Parmi les gagnants, on peut mentionner un établissement où l’on constate que « l’assouplissement s’est traduit par une forte augmentation de la part des élèves aux meilleures résultats : 39% des entrants en seconde avaient plus de 15[/20 de moyenne] au collège en 2007, 44% en 2008, 56% en 2009 ». Encore un autre : « la corrélation est observable sur l’entrée en 6ème, où l’établissement a tendance à bénéficier de l’assouplissement de la carte scolaire (arrivée de "bons" élèves souhaitant éviter d’autres établissements) ». Ou enfin un dernier où « l’effectif a baissé en raison de l’ouverture d’un nouvel établissement mais tend à remonter en raison de l’attractivité de l’établissement. » Ces gagnants apparents de la réforme sont bien sûr les établissements mais également et en premier lieu les élèves, qui bénéficient d’une émulation et d’un climat de travail manifestement très favorable.

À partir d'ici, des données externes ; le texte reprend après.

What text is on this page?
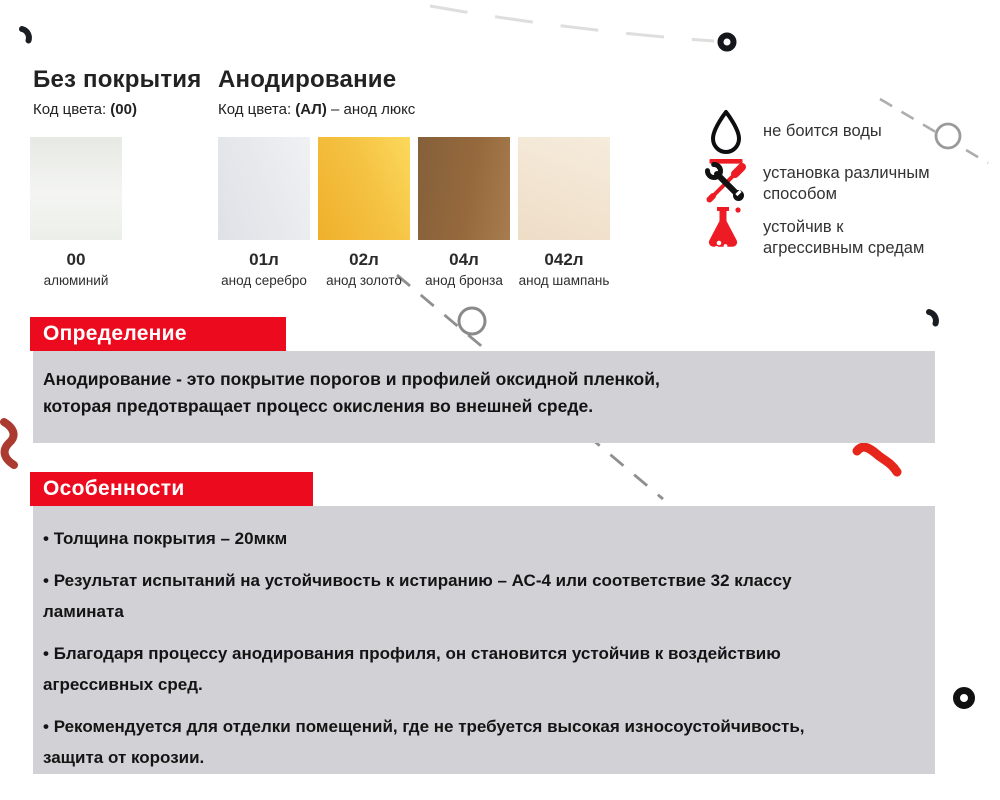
Без покрытия
Код цвета: (00)
Анодирование
Код цвета: (АЛ) – анод люкс
00
алюминий
01л
анод серебро
02л
анод золото
04л
анод бронза
042л
анод шампань
не боится воды
установка различным
способом
устойчив к
агрессивным средам
Определение
Анодирование - это покрытие порогов и профилей оксидной пленкой,
которая предотвращает процесс окисления во внешней среде.
Особенности
• Толщина покрытия – 20мкм
• Результат испытаний на устойчивость к истиранию – АС-4 или соответствие 32 классу
ламината
• Благодаря процессу анодирования профиля, он становится устойчив к воздействию
агрессивных сред.
• Рекомендуется для отделки помещений, где не требуется высокая износоустойчивость,
защита от корозии.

A côté de ceux-là, on trouve un nombre important de "perdants", établissements probablement de faible niveau, situés dans des zones difficiles, et dont parfois les responsables appellent à leur fermeture pure et simple : « l’établissement a perdu la moitié de ses effectifs en 10 ans. Accélération avec l’assouplissement. Point de non retour atteint : l’établissement n’est plus viable », .« Etablissement dont l’effectif est devenu si petit qu’il semblerait cohérent d’envisager sa fermeture ». A côté de ces situations extrêmes, c’est bel et bien le terme de fuite des établissements concernés que l’on retrouve le plus souvent, matérialisant la situation d’urgence dans laquelle se trouvaient nombre de familles dans ces bassins de population : « augmentation nette de la fuite des élèves vers d’autres établissements de l’agglomération », « la disparition de la carte scolaire n’a fait que renforcer une politique d’évitement de nombreux parents », « au regard des premiers éléments, il est à craindre que certaines familles confirment leur volonté de quitter l’éducation prioritaire, en usant de l’assouplissement de la carte scolaire »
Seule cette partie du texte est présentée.